梁伟铿训练完直接干掉三份蛋白餐,这自律程度谁顶得住啊
训练馆的灯刚暗下来,梁伟铿已经拎着三个餐盒从营养师那儿出来,手臂上还挂着汗珠,T恤后背湿了一大片。他边走边拆包装,动作利落得像在场上接发球——没半点犹豫,也没看手机,更没顺手拿瓶饮料解渴。
那三份蛋白餐不是随便凑数的:一份是低温慢煮鸡胸配藜麦,一份是草饲牛肉碎拌羽衣甘蓝,最后一份居然是冷压豆腐配纳豆和紫薯泥。普通人光看配料表可能就饱了,他倒好,坐在场边长凳上,十来分钟干完,连酱汁都刮得干干净净。
旁边几个年轻队员还在讨论晚上吃火锅还是烧烤,他头都没抬,只回了一句“明天五点冰浴”,然后把空餐盒叠整齐塞进包里。没人催他,也没人监督——这已经是他连续第187天没碰过精制糖,连运动饮料都只喝电解质粉兑水。
最离谱的是,他吃完居然没立刻躺下休息,反而掏出泡沫轴开始滚小腿。膝盖上的旧伤贴着肌效贴,手指按压时眉头都没皱一下,仿佛那不是刚高强度对抗完的身体,而是台设定好程序的机器。
你盯着他喝水的样子都会觉得累:小口、匀速、每分钟大概30毫升,像在执行某种精密补给协球盟会官方网站议。而你自己可能刚刷完半小时短视频,手里还捏着半包薯片。

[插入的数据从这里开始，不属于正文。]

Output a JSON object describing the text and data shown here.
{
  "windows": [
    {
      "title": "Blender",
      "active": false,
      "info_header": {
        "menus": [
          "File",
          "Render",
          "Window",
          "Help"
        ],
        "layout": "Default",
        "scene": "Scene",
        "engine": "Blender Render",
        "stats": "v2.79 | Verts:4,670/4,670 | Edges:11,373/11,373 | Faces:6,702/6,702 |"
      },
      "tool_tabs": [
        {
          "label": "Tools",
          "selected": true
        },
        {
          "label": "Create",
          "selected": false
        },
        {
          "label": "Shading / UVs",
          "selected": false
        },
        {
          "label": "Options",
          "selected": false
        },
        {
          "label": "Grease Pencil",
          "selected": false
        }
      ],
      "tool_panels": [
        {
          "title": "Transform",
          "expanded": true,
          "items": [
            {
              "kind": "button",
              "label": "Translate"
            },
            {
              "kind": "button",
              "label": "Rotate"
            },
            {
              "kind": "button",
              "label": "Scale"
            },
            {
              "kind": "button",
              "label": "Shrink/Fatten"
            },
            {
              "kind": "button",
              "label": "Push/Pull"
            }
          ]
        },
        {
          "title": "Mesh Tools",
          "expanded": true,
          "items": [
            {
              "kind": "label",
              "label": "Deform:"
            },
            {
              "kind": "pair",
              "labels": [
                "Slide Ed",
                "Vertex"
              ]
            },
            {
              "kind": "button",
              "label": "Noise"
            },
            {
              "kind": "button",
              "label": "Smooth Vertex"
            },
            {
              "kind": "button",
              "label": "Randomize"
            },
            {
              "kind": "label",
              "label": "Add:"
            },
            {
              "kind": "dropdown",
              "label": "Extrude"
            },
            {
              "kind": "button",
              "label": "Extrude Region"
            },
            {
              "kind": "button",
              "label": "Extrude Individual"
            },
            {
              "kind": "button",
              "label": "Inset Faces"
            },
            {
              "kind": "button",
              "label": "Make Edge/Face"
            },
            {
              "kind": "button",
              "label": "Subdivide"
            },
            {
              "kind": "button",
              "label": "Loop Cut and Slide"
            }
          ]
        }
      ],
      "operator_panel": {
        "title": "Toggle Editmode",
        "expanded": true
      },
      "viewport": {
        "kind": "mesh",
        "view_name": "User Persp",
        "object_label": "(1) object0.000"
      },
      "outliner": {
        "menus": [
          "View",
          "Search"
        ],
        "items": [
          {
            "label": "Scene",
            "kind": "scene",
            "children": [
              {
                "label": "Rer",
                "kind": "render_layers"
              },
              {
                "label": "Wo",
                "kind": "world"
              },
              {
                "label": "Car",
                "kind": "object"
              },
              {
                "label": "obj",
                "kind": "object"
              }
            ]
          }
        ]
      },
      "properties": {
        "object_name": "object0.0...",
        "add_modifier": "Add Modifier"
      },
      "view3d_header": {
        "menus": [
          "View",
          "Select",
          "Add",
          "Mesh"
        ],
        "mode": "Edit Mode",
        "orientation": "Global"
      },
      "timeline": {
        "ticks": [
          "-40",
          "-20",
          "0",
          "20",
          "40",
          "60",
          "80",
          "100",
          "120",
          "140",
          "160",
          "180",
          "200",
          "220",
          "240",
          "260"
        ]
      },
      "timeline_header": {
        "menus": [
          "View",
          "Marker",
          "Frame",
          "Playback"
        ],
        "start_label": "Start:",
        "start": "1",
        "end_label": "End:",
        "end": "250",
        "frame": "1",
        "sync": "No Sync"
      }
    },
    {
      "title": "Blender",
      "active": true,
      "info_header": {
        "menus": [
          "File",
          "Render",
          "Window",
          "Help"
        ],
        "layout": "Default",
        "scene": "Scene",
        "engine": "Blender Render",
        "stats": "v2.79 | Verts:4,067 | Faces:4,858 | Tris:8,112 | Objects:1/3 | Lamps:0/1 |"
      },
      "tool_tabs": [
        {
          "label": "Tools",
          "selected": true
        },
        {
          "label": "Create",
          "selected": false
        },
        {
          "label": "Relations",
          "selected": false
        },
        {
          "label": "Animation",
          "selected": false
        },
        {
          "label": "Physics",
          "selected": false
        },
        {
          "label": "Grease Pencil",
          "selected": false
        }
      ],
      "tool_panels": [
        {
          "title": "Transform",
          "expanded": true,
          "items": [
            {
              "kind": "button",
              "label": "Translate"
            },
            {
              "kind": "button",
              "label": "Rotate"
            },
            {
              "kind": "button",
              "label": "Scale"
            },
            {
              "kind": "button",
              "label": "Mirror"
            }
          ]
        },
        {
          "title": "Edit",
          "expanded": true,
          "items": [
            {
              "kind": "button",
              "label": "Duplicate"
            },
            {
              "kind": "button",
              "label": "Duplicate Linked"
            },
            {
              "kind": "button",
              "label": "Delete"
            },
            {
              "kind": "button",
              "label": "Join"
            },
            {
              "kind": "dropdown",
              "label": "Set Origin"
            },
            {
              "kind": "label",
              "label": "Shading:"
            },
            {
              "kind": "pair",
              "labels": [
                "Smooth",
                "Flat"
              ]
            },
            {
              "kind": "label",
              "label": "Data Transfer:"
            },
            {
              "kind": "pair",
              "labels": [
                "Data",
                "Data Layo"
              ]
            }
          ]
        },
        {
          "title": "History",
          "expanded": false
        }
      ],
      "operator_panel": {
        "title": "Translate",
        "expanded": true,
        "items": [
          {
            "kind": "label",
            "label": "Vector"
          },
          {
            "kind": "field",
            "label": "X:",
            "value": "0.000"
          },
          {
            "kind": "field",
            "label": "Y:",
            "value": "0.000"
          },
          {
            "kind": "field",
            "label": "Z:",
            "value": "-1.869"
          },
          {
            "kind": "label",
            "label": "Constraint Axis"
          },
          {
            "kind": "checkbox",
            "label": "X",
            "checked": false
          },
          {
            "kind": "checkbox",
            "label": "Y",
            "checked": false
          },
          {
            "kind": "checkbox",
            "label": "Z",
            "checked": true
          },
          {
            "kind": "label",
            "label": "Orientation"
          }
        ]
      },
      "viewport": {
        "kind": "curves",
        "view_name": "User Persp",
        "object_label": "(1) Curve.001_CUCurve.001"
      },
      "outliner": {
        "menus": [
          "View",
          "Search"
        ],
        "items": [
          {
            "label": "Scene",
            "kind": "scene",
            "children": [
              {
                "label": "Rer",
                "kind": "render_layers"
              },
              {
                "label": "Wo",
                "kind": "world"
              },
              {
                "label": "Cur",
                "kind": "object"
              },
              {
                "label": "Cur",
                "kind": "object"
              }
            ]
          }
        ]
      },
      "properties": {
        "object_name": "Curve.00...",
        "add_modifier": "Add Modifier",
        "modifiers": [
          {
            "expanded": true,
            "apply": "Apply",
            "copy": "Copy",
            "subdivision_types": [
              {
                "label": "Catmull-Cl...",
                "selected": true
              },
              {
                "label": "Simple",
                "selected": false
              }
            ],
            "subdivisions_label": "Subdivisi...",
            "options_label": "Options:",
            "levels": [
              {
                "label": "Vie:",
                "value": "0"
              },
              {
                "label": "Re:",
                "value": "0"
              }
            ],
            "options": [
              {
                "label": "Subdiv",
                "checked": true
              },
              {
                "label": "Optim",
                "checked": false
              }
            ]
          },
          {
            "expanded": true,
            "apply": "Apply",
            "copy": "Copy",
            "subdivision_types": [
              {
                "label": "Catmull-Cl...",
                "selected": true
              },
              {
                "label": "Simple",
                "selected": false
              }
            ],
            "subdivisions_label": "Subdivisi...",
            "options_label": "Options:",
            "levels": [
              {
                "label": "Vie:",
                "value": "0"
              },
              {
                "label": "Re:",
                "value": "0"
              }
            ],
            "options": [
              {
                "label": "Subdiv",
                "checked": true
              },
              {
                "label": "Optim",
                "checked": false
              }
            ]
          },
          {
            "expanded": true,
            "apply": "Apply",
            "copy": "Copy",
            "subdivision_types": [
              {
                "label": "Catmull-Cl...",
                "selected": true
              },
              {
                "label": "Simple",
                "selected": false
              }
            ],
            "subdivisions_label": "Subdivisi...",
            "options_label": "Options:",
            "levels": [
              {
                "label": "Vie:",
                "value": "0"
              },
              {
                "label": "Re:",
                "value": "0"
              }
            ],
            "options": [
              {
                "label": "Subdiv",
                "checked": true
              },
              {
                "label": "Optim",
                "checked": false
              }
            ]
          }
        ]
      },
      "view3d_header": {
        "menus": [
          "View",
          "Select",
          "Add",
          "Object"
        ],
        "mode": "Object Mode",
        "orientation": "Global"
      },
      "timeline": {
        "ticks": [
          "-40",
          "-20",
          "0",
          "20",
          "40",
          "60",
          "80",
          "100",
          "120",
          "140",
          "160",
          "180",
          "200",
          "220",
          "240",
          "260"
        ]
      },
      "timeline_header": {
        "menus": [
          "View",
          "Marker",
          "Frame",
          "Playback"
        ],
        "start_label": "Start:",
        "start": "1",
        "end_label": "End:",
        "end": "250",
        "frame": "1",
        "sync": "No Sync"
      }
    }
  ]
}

说真的,这种自律根本不是“咬牙坚持”能形容的——它已经成了呼吸一样的本能。你甚至怀疑他梦里都在算蛋白质摄入量,醒来第一件事是测晨起静息心率。

可问题来了:当一个人连吃三份蛋白餐都吃得像喝水一样自然,我们这些连健身房年卡都快过期的人,到底该怎么假装自己也在“努力生活”?